Multiple monitors with different color profiles

If you have two or more monitors and only one shows the error, the gamma ramp corruption is specific to that display. Check the registry path again — there's a separate subkey per monitor. I've seen this happen when using a USB-C to HDMI adapter that doesn't report EDID correctly. The fix is the same but you need to identify the right Monitor subkey. Look for the one with a matching MonitorFriendlyName value.

Third-party calibration software left a half-applied ramp

Tools like f.lux, DisplayCAL, or MonitorAsset write gamma ramps on startup. If they crash mid-write, the ramp can be invalid.

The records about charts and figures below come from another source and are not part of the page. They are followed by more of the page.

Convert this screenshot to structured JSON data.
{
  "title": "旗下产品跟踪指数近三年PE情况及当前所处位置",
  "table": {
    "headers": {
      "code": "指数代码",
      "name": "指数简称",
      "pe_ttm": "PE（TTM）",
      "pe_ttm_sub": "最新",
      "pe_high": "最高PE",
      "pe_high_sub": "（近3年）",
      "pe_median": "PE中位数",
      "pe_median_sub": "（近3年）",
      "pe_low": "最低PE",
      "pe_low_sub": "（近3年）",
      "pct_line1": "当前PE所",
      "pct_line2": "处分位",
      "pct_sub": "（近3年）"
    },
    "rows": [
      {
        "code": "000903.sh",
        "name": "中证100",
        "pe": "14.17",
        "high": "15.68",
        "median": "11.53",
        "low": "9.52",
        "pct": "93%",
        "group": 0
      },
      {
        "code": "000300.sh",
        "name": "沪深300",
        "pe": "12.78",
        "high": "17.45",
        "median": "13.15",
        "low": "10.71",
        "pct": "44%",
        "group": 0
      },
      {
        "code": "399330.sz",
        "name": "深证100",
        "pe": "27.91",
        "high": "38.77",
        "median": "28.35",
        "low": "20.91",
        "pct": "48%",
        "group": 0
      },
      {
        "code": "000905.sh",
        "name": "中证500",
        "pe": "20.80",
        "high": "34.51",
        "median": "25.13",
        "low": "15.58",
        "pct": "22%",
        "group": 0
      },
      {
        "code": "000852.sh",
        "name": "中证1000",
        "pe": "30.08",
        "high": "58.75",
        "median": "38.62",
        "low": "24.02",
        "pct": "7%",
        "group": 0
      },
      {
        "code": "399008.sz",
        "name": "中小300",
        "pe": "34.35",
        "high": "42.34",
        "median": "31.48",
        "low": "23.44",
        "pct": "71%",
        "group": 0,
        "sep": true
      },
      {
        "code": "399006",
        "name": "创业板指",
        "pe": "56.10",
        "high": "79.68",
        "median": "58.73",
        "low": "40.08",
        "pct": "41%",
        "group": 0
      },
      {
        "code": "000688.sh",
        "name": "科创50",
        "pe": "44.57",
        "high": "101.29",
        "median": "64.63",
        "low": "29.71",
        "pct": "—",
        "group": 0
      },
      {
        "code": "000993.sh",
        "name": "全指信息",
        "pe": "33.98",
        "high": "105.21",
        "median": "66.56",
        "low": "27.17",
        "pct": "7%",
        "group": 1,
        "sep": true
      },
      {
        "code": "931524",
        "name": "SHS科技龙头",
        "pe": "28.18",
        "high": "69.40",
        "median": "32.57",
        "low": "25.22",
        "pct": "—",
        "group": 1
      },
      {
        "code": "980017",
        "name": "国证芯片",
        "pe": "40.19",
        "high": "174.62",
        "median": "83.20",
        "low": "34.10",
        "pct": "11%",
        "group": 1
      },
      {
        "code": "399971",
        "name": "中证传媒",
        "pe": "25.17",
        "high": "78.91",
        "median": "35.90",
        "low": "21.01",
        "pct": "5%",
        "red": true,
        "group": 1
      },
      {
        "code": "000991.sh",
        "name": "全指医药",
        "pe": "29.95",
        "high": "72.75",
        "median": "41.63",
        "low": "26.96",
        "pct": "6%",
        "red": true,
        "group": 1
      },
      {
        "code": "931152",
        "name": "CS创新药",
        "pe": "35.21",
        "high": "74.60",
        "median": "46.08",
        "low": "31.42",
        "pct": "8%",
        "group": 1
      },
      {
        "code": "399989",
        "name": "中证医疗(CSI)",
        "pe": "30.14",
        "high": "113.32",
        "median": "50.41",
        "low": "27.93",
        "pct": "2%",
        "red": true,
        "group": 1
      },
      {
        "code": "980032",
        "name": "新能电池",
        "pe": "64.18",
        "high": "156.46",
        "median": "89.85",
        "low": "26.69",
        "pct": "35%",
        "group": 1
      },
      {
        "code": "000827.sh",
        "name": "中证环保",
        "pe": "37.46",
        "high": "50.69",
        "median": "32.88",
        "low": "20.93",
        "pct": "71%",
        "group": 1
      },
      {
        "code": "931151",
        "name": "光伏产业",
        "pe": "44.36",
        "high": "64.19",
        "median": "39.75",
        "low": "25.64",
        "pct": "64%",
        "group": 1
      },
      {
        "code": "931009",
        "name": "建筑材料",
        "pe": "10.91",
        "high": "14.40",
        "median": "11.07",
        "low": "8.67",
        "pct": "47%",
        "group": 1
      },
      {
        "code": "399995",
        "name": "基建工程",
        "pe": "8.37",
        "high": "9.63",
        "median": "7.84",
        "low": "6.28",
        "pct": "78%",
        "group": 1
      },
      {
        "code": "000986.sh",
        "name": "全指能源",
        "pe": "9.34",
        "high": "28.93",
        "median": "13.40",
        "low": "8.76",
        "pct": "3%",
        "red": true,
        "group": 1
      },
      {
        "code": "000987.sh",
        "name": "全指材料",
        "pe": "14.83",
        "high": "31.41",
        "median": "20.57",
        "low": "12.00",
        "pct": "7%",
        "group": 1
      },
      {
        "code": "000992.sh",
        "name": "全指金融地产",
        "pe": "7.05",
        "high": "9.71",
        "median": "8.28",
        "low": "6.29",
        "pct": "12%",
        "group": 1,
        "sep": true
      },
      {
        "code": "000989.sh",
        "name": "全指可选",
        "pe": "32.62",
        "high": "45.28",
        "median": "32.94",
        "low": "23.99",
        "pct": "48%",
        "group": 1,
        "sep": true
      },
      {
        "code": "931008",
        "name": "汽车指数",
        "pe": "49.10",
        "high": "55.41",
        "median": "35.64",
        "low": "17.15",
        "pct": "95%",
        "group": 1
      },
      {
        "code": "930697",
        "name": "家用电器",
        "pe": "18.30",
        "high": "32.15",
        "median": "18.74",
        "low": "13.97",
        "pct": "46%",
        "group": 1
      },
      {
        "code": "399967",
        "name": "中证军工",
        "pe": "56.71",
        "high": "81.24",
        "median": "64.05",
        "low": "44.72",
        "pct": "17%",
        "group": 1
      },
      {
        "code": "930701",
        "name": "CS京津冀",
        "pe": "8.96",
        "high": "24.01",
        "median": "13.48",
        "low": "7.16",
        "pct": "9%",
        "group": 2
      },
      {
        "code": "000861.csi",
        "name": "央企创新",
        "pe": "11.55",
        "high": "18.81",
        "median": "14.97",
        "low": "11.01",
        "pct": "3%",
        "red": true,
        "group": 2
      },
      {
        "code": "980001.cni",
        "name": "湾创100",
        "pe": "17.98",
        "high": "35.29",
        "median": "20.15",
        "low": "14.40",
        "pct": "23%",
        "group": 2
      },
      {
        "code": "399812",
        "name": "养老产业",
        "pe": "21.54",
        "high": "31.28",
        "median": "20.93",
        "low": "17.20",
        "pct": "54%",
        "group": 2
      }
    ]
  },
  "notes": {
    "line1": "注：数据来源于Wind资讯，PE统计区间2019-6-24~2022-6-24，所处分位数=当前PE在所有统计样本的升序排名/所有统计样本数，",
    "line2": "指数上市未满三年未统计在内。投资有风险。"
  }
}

Uninstall the software, reboot, confirm the error is gone, then reinstall and recalibrate. The exact trigger here is the software's timer firing a ramp write while the GPU driver is still loading.

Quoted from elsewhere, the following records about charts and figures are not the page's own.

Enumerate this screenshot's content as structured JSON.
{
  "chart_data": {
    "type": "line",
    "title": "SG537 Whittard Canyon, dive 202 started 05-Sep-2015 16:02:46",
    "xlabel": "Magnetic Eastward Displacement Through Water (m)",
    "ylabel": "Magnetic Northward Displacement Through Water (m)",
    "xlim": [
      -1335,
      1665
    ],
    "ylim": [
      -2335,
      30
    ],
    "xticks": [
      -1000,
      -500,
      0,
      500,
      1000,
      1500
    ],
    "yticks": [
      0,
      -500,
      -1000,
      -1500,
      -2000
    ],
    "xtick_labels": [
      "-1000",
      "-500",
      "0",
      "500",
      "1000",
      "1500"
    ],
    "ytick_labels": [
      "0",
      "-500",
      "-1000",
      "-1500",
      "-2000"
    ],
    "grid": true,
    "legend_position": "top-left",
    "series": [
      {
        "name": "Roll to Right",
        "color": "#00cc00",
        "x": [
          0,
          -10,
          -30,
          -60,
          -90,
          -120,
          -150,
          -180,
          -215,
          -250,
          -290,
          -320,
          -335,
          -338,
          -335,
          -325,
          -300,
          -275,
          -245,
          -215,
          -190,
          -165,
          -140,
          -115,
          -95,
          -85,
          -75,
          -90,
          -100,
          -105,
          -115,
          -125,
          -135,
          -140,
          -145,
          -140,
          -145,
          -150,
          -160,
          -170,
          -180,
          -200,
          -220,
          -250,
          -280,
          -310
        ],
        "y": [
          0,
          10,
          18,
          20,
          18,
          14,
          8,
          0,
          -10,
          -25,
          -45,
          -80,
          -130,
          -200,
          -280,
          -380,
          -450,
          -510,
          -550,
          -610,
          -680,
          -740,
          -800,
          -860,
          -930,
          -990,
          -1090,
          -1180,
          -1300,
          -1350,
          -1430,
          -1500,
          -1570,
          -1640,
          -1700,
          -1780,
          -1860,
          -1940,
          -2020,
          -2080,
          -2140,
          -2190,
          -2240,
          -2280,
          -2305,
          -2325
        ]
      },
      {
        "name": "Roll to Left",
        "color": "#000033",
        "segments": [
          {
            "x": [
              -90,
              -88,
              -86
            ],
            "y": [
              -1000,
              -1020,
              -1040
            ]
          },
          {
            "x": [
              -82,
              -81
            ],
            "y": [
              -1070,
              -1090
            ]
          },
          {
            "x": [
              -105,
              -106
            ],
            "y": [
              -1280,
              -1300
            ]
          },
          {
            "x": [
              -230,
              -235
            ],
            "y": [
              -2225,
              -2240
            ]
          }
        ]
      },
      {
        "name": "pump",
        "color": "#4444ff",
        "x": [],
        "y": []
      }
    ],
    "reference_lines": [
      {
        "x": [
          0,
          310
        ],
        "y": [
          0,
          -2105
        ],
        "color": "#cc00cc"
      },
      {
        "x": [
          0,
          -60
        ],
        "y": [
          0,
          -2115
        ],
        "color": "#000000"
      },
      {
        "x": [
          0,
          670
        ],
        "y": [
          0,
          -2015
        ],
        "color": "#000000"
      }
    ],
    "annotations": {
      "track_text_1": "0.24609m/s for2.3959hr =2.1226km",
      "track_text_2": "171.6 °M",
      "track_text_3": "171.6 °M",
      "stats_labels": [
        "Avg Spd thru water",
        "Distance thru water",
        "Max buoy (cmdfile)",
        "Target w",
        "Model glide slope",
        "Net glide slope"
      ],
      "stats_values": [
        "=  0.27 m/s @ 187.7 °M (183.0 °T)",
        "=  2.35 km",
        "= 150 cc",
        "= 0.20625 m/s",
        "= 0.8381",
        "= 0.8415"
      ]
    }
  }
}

Corrupted color profile (ICC/ICM) linked to the ramp

Windows ties the gamma ramp to the active color profile. If the profile has a broken VCGT (Video Card Gamma Table) tag, you get this error. Open Color Management (run colorcpl.exe), select your monitor, uncheck "Use my settings for this device", then add a fresh sRGB profile. Delete the old one. This bypasses the broken tag entirely.

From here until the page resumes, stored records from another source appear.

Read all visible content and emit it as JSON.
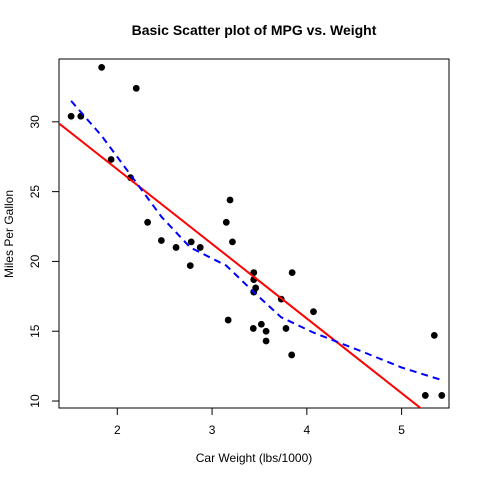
{
  "chart_data": {
    "type": "scatter",
    "title": "Basic Scatter plot of MPG vs. Weight",
    "xlabel": "Car Weight (lbs/1000)",
    "ylabel": "Miles Per Gallon",
    "xlim": [
      1.385,
      5.5
    ],
    "ylim": [
      9.5,
      34.5
    ],
    "xticks": [
      2,
      3,
      4,
      5
    ],
    "yticks": [
      10,
      15,
      20,
      25,
      30
    ],
    "grid": false,
    "legend": "none",
    "points": [
      {
        "x": 2.62,
        "y": 21.0
      },
      {
        "x": 2.875,
        "y": 21.0
      },
      {
        "x": 2.32,
        "y": 22.8
      },
      {
        "x": 3.215,
        "y": 21.4
      },
      {
        "x": 3.44,
        "y": 18.7
      },
      {
        "x": 3.46,
        "y": 18.1
      },
      {
        "x": 3.57,
        "y": 14.3
      },
      {
        "x": 3.19,
        "y": 24.4
      },
      {
        "x": 3.15,
        "y": 22.8
      },
      {
        "x": 3.44,
        "y": 19.2
      },
      {
        "x": 3.44,
        "y": 17.8
      },
      {
        "x": 4.07,
        "y": 16.4
      },
      {
        "x": 3.73,
        "y": 17.3
      },
      {
        "x": 3.78,
        "y": 15.2
      },
      {
        "x": 5.25,
        "y": 10.4
      },
      {
        "x": 5.424,
        "y": 10.4
      },
      {
        "x": 5.345,
        "y": 14.7
      },
      {
        "x": 2.2,
        "y": 32.4
      },
      {
        "x": 1.615,
        "y": 30.4
      },
      {
        "x": 1.835,
        "y": 33.9
      },
      {
        "x": 2.465,
        "y": 21.5
      },
      {
        "x": 3.52,
        "y": 15.5
      },
      {
        "x": 3.435,
        "y": 15.2
      },
      {
        "x": 3.84,
        "y": 13.3
      },
      {
        "x": 3.845,
        "y": 19.2
      },
      {
        "x": 1.935,
        "y": 27.3
      },
      {
        "x": 2.14,
        "y": 26.0
      },
      {
        "x": 1.513,
        "y": 30.4
      },
      {
        "x": 3.17,
        "y": 15.8
      },
      {
        "x": 2.77,
        "y": 19.7
      },
      {
        "x": 3.57,
        "y": 15.0
      },
      {
        "x": 2.78,
        "y": 21.4
      }
    ],
    "regression_line": {
      "color": "#ff0000",
      "style": "solid",
      "intercept": 37.285,
      "slope": -5.344
    },
    "lowess_line": {
      "color": "#0000ff",
      "style": "dashed",
      "points": [
        {
          "x": 1.513,
          "y": 31.5
        },
        {
          "x": 1.835,
          "y": 29.0
        },
        {
          "x": 2.14,
          "y": 26.2
        },
        {
          "x": 2.465,
          "y": 23.2
        },
        {
          "x": 2.77,
          "y": 21.0
        },
        {
          "x": 3.15,
          "y": 19.7
        },
        {
          "x": 3.44,
          "y": 17.8
        },
        {
          "x": 3.73,
          "y": 16.0
        },
        {
          "x": 4.07,
          "y": 14.9
        },
        {
          "x": 4.6,
          "y": 13.5
        },
        {
          "x": 5.0,
          "y": 12.4
        },
        {
          "x": 5.424,
          "y": 11.5
        }
      ]
    },
    "colors": {
      "points": "#000000",
      "regression": "#ff0000",
      "lowess": "#0000ff"
    }
  }
}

Prevention: lock down the ramp source

You can stop this from recurring. A few things:

  • Don't hot-plug monitors while apps that use custom gamma are running. Quit DaVinci or your game before plugging in a second screen.
  • If you use f.lux or similar, update to the latest version. Older builds (pre-2022) had a known race condition where they'd write the ramp before the GPU device was fully initialized.
  • Keep your GPU drivers updated, but do a clean install (use DDU in safe mode) at least once a year. Driver bloat can corrupt registry keys over time.
  • For power users: you can script a registry backup of the GammaRamp value before calibration sessions. That way if it breaks, you restore the known-good version without a full reset.

The root cause of 0XC01E0347 is almost always a bad gamma ramp handed to the OS, not a hardware problem. The registry and GPU panel resets above will get you back in action without reinstalling your OS or buying a new monitor. Try the regedit delete first — it's the fastest and fixes most cases in under a minute.